Thursday, February 20, 2014

The Reflecting Skin

The Reflecting Skin; thriller-drama, UK, 1990; D: Philip Ridley, S: Jeremy Cooper, Viggo Mortensen, Lindsay Duncan

Idaho during the 50s. Seth (8) inflates a frog with friends and then uses a sling to make it explode in front of his bizarre neighbor, a woman called Dolphin. Due to that excess, his mother forces Seth to go to Dolphin's house and apologize. There, Dolphin says that her husband died and that she still has his hair and teeth in a box, which frightens Seth so much he runs away and concludes she must be a vampire. When a boy is found murdered, the Sheriff accuses Seth's father who, insecure about his gay preferences, burns himself with gasoline. Seth's big brother Cameron returns from the war and falls in love with Dolphin. However, Cameron suffers from radioactive contamination and is anaemic, which causes Seth to conclude that Dolphine is sucking out his blood. Dolphine enters the car of a criminal and is found dead, which devastates Cameron.

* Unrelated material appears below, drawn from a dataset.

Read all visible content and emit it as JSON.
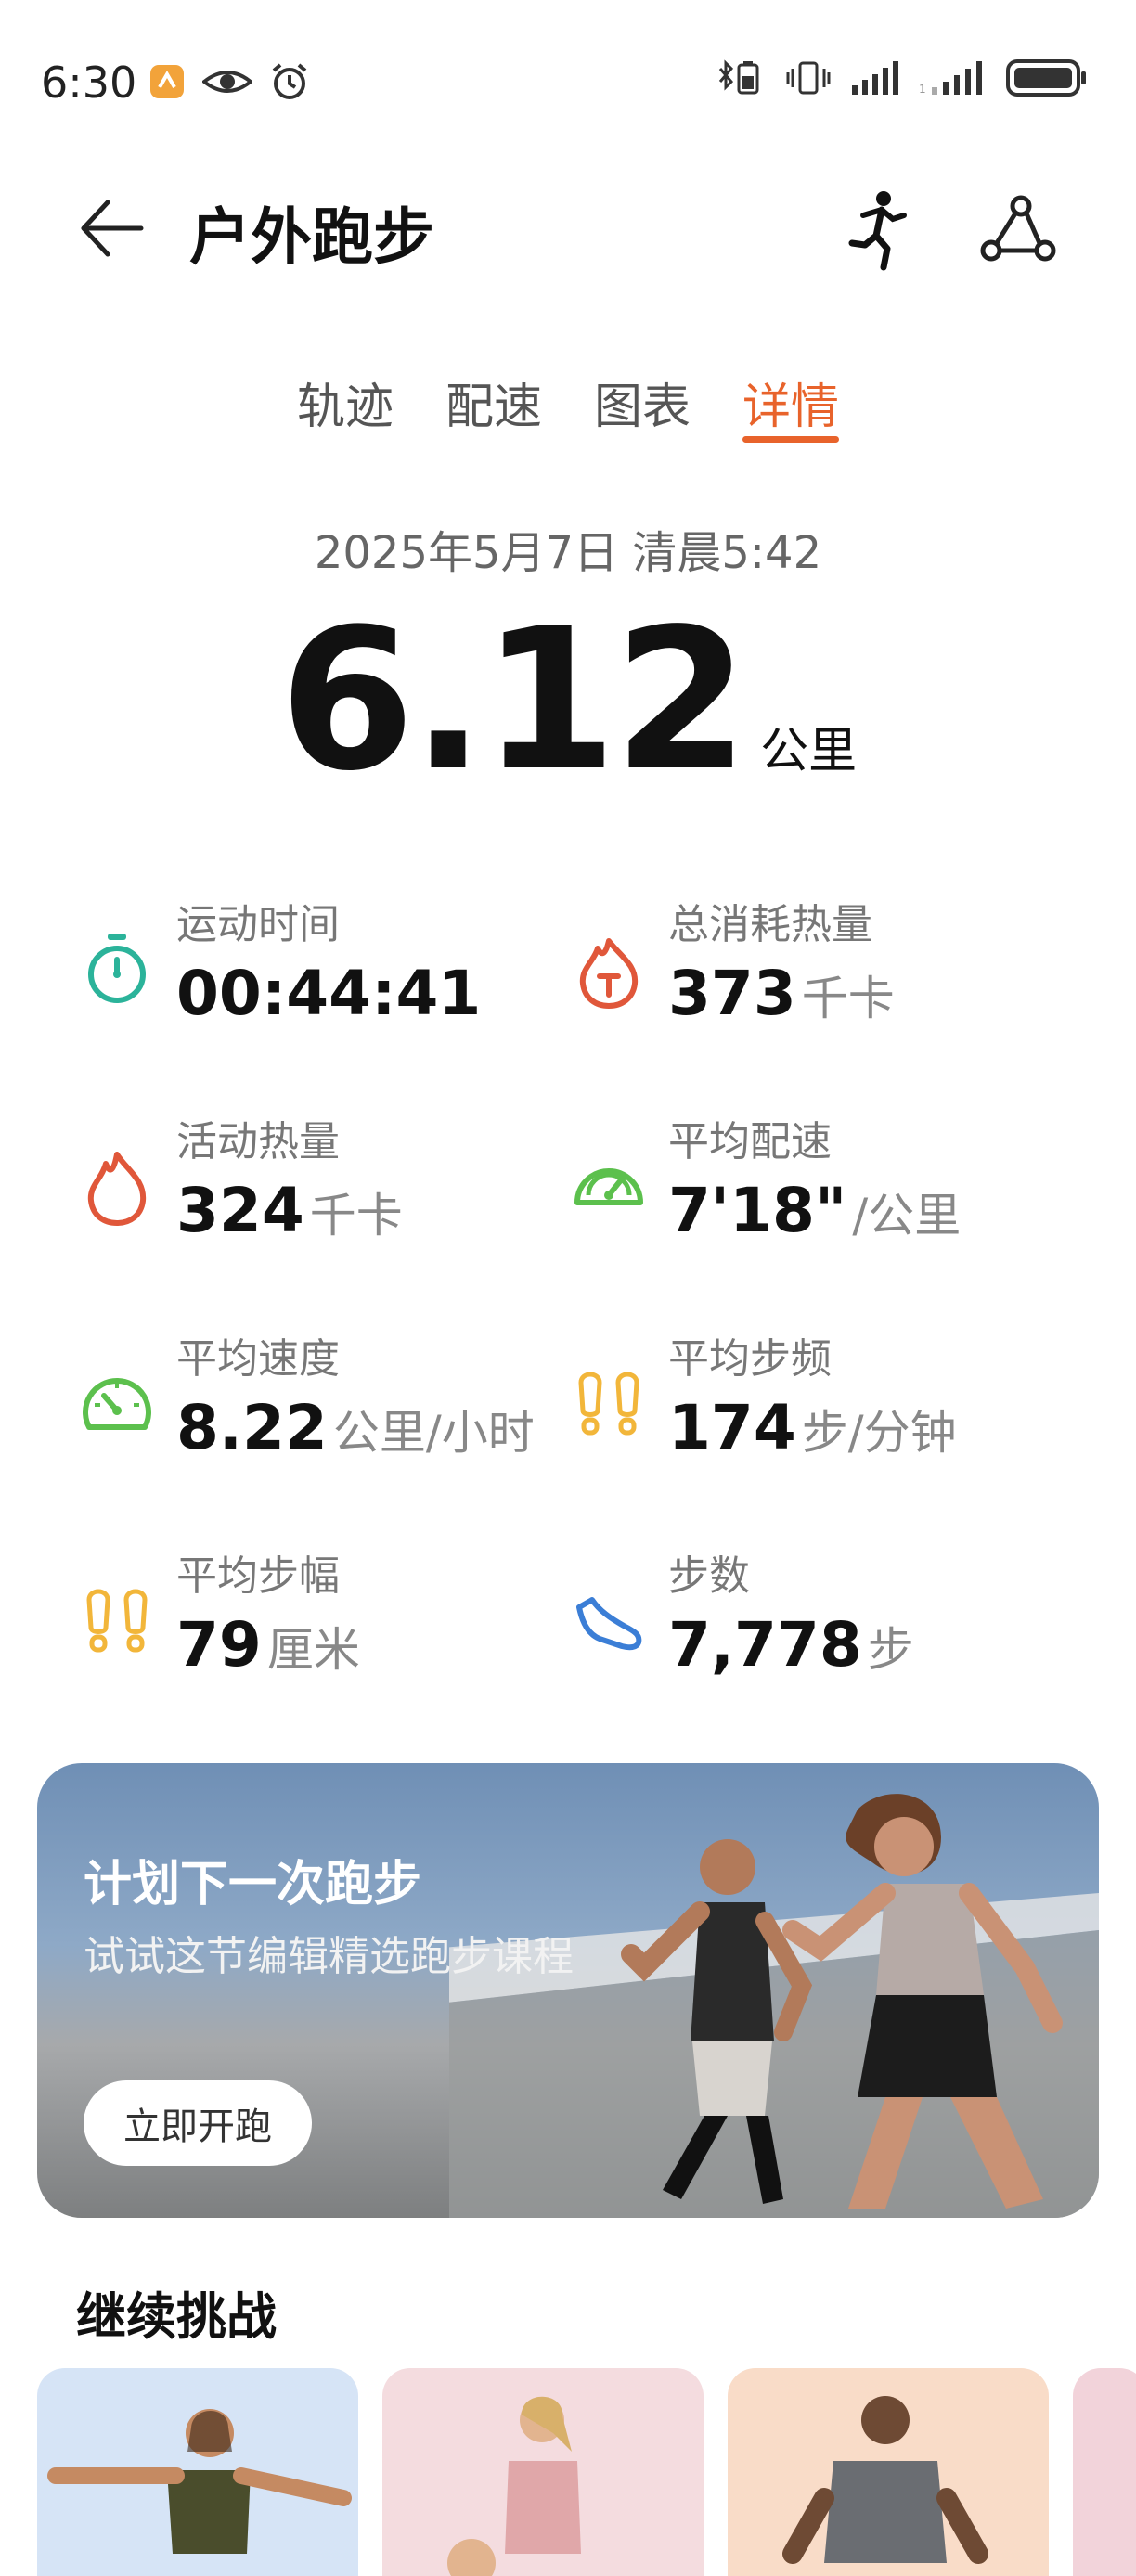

In the movie "The Reflecting Skin", nothing is normal. That anti-coming-of-age tragedy is an ode to sad childhood, directed by Philip Ridley in a depressive and demanding way, and the story as a whole seems slightly pointless. Already the sole opening sequence is creepy: kids inflate a frog like a balloon and then use a sling to make her intestine explode in front of a blond woman Dolphin - who is mistaken by the main protagonist Seth as a vampire because she always wears sunglasses. Other sequences are equally as insensitive and cruel: Seth (appropriately weird performance by Jeremy Cooper) is punished by his mother who forces him to drink so much water until he becomes sick, causing urine to flow down his pants. Ridley managed to conjure up a very palpable nihilism of the world, but the question is if that alone is enough, or for whom, since the story is unfocused, the characters cold and emotionless whereas the various symbols are banal. "The reflecting Skin" could very well go in a double bill with other bizarre films that show the path of growing up as a very rough ride, such as Jordan's "The Butcher Boy" or Lauzon's "Leolo", but all of them are equally uneven. The only indisputably great ingredient here is the early appearance of excellent Viggo Mortensen, later the star of "The Lord of the Rings" trilogy.

Grade;++

1 comment:

ken said...

this film is an exceedingly nasty little exercise in morbid pretentiousness that amounts to little more than the juxtapositioning of andrew wyeth-esque sunsoaked, golden wheat fields with a veritable montage of images and scenes calculated to evoke a maximum of depravity...and for the sake of depravity alone, it would appear. it's not an overlooked work of genius. rather, it's an example of people not wanting to wallow in gore and depravity that would have us believe it's really a profound meditation on childhood in the rural america of the 1950's, awash in allegedly deep symbolism that is supposed to illuminate the meditation.

i congratulate the movie going public for steering clear of this nasty piece of cinematic dung.